Does anyone have an idea about when we should expect this chips to be incorporated in devices on the generally available market after an announcement like this?


Referring the previous M33 architecture, it took around 2 years to get the actual chips as a public developer if you don't have a priority from the vender. And it took less than 3 years to see consumer products using it.

I am not sure but I think this one might be different. In case of M33 it was fast because you just adopt the chip for the existing solution, but you need to come up with a new business idea, or a technical stack (that uses machine learning on the edge devices) to fully benefit from the new chip.


I think I can explain the delay.

I've been comfortable designing with M3/M4 and for most applications M33 is not such a big step as to suddenly drop whatever you are doing and redesign your app around new features.

Even with new products I don't necessarily want to spend time learning new functionality since the cores I already know do everything I need.

Given possibility to learn new M33 functionality for a bunch of time I preferred to learn to make my designs more energy efficient with existing cores, for example.

Only just recently I have decided to start using M33 and mainly for security.

I can imagine most people designing go through similar process. The advantage of M33/M55 is/will be when you actually have a need for the new features and when you design your application around those new features, otherwise the cores provide only incremental improvement.


Bear in mind that ARM doesn't make chips, so this is effectively the launch of a design. The chips still have to be created based on this design.


I can't imagine STMicroelectronics isn't already in the process of designing new chips.


Anecdotally - probably in about 2 years, based on the time between announcement of the core and general silicon availability for past Cortex-M cores (M33, M23, M7, and M4).


What framework can take advantage of these new chips right now?


These are not "chips" this is just "intellectual property" they are releasing. It will be another couple of years before you start seeing it in silicon, and then another year or so for them to reach the market _as a part of some device_, and gain framework support. You're looking at 2023 for this to be relevant, if all is well.


Well you can predict a little when you switch the scope to its CPU capabilities, not chip vendor platforms. For example, Tensorflow-lite recently added a support for CMSIS-NN (ARM's cuDNN for microcontrollers) so you can run it on the new ARM chips too when they are released.


Best I can tell, CMSIS-NN is just a software library, and not even a state of the art one at that. No hardware work was involved in supporting that.


> No hardware work was involved in supporting that.

It is a hardware-specific library that relies Cortex-M DSP instruction.

> not even a state of the art one at that

What do you expect? Here we are talking about microcontrollers which is always far behind of the cutting-edge computing.

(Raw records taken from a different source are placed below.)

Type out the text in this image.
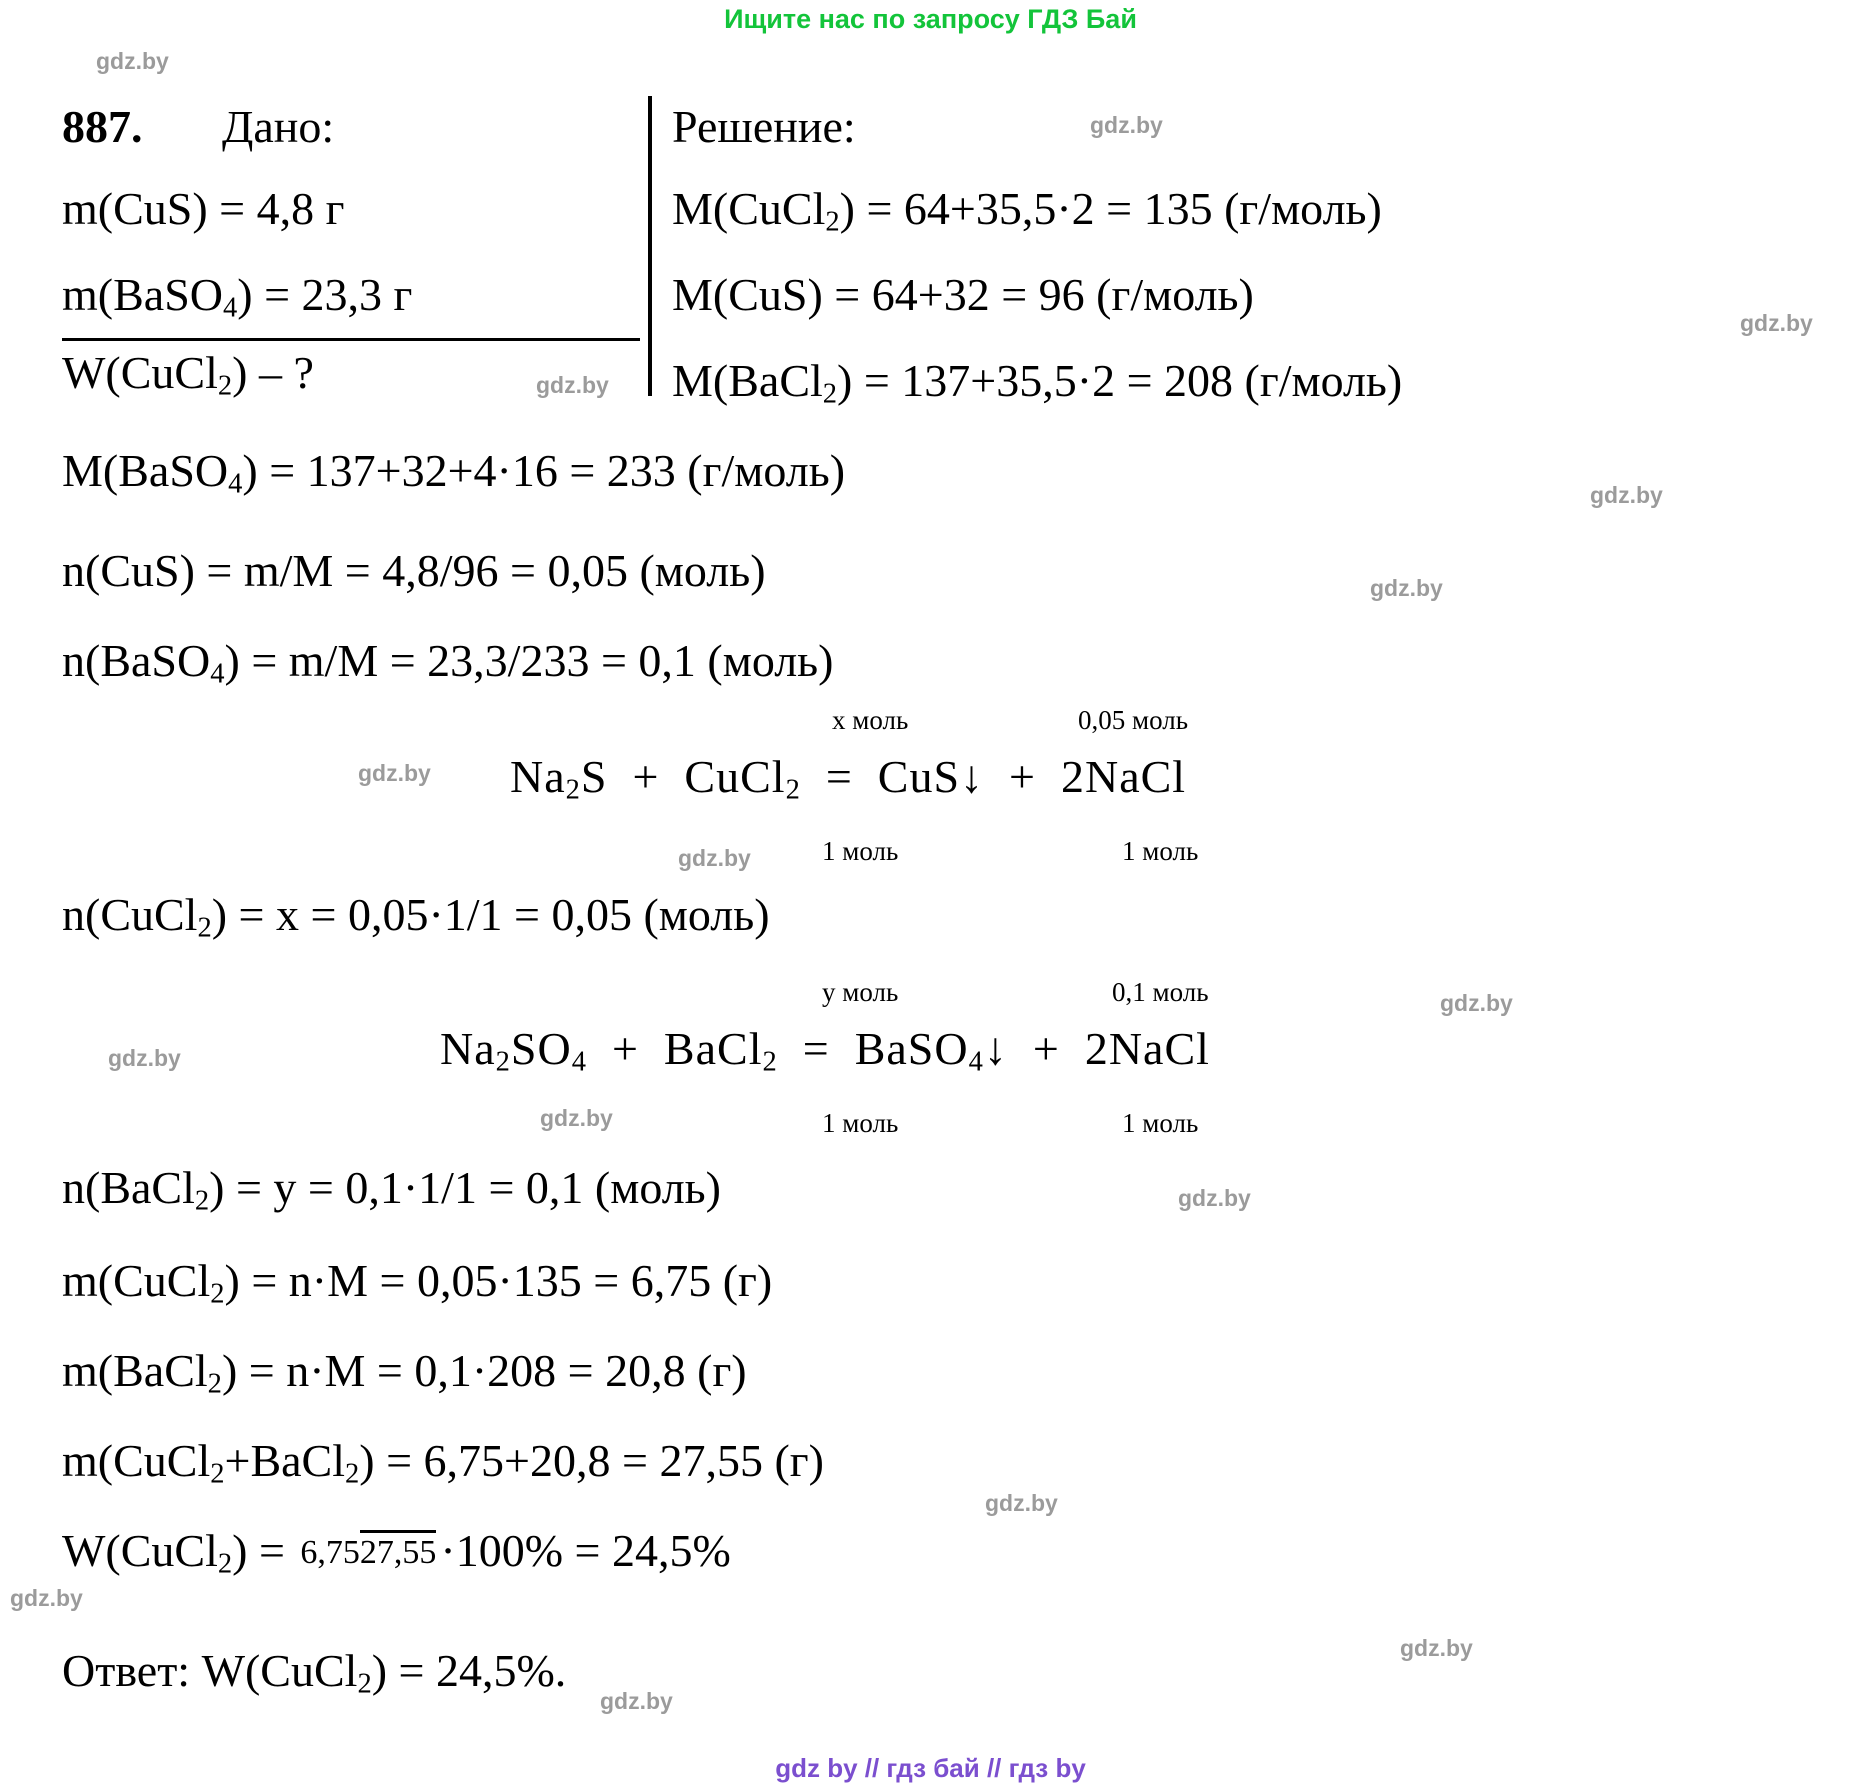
Ищите нас по запросу ГДЗ Бай
gdz.by
gdz.by
gdz.by
gdz.by
gdz.by
gdz.by
gdz.by
gdz.by
gdz.by
gdz.by
gdz.by
gdz.by
gdz.by
gdz.by
gdz.by
gdz.by
887. Дано:	Решение:
m(CuS) = 4,8 г
m(BaSO$_4$) = 23,3 г
W(CuCl$_2$) – ?
M(CuCl$_2$) = 64+35,5·2 = 135 (г/моль)
M(CuS) = 64+32 = 96 (г/моль)
M(BaCl$_2$) = 137+35,5·2 = 208 (г/моль)
M(BaSO$_4$) = 137+32+4·16 = 233 (г/моль)
n(CuS) = m/M = 4,8/96 = 0,05 (моль)
n(BaSO$_4$) = m/M = 23,3/233 = 0,1 (моль)
х моль	0,05 моль
$Na_2S$  +  CuCl$_2$  =  CuS↓  +  2NaCl
1 моль	1 моль
n(CuCl$_2$) = x = 0,05·1/1 = 0,05 (моль)
у моль	0,1 моль
$Na_2SO_4$  +  BaCl$_2$  =  BaSO$_4$↓  +  2NaCl
1 моль	1 моль
n(BaCl$_2$) = y = 0,1·1/1 = 0,1 (моль)
m(CuCl$_2$) = n·M = 0,05·135 = 6,75 (г)
m(BaCl$_2$) = n·M = 0,1·208 = 20,8 (г)
m(CuCl$_2$+BaCl$_2$) = 6,75+20,8 = 27,55 (г)
W(CuCl$_2$) = 6,7527,55·100% = 24,5%
Ответ: W(CuCl$_2$) = 24,5%.
gdz by // гдз бай // гдз by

Helium looks like it might be pretty performant in embedded DSP roles. I'd really like to see how an M55 stacks up against a Qualcomm Hexagon, normalized for silicon area.


M4/M7 was already making convincing arguments against TI/ADI DSPs. If you went and replaced the DSP block inside the ADAU chips (integrated codec + DSP) it would be even more convincing.

The tooling for proprietary DSP ISAs sucks, and with the dominance of ARM and available toolchains for cross compiling various languages over LLVM on basically any OS, it's just so much nicer than dealing with whatever garbage, dated, and poorly documented toolchain/IDE that they charge you to use for their ancient designs.